In a note to clients, the analysts raised their price target for Berkshire Hathaway class B shares to $414 from $405, adding that they believe the stock trades at around an 11% discount to its intrinsic value. The UBS analysts also raised their price target for Berkshire's Class A (NYSE:BRKa) shares to $621,591 from $608,000.
The announcement comes after Berkshire reported a 6.6% increase in operating earnings to $10.04 billion, thanks in large part to strength in insurance underwriting and net interest income. A recent spike in interest rates by the Federal Reserve has benefited premiums on insurance policies, which have in turn helped fund Berkshire's various investments.
Buffett told CNBC after the earnings that Berkshire would continue to purchase short-term Treasuries despite an unexpected downgrade of the U.S. credit rating last week by ratings agency Fitch. Berkshire has bought this government debt to cover catastrophic insurance losses and fuel the firm's reserves for potential acquisitions.
Berkshire's cash pile grew to almost $147.38B as of the final day of June, approaching a record high of $149B.
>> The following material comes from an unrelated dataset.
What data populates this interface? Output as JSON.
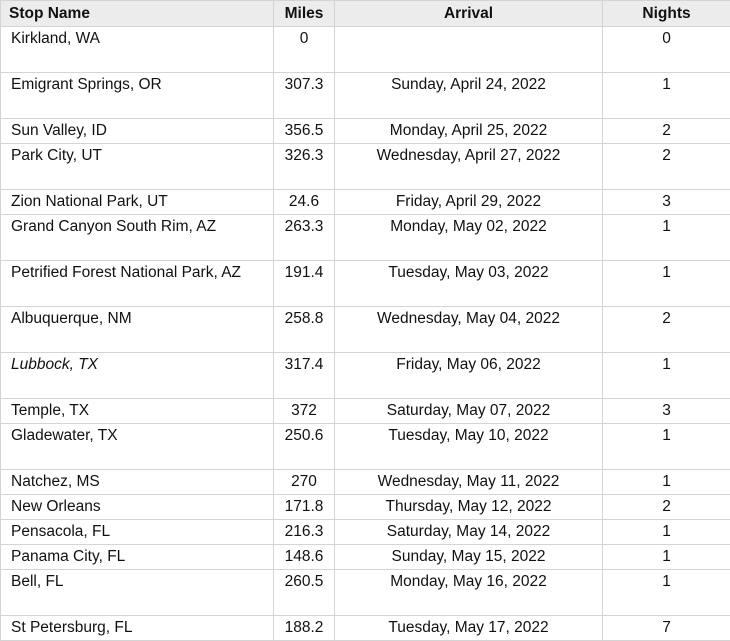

The Omaha-based company posted a net profit of $35.9B during the April to June period, rebounding from a loss of $43.6B in the corresponding timeframe last year. Some of the uptick reflects an almost $26B unrealized gain from its stake in Apple (NASDAQ:AAPL) that was sparked by an almost 18% surge in the tech giant's shares in the quarter.
Meanwhile, Berkshire pulled back spending on share buybacks to $1.4B, down from $4.4B in the first three months of 2023.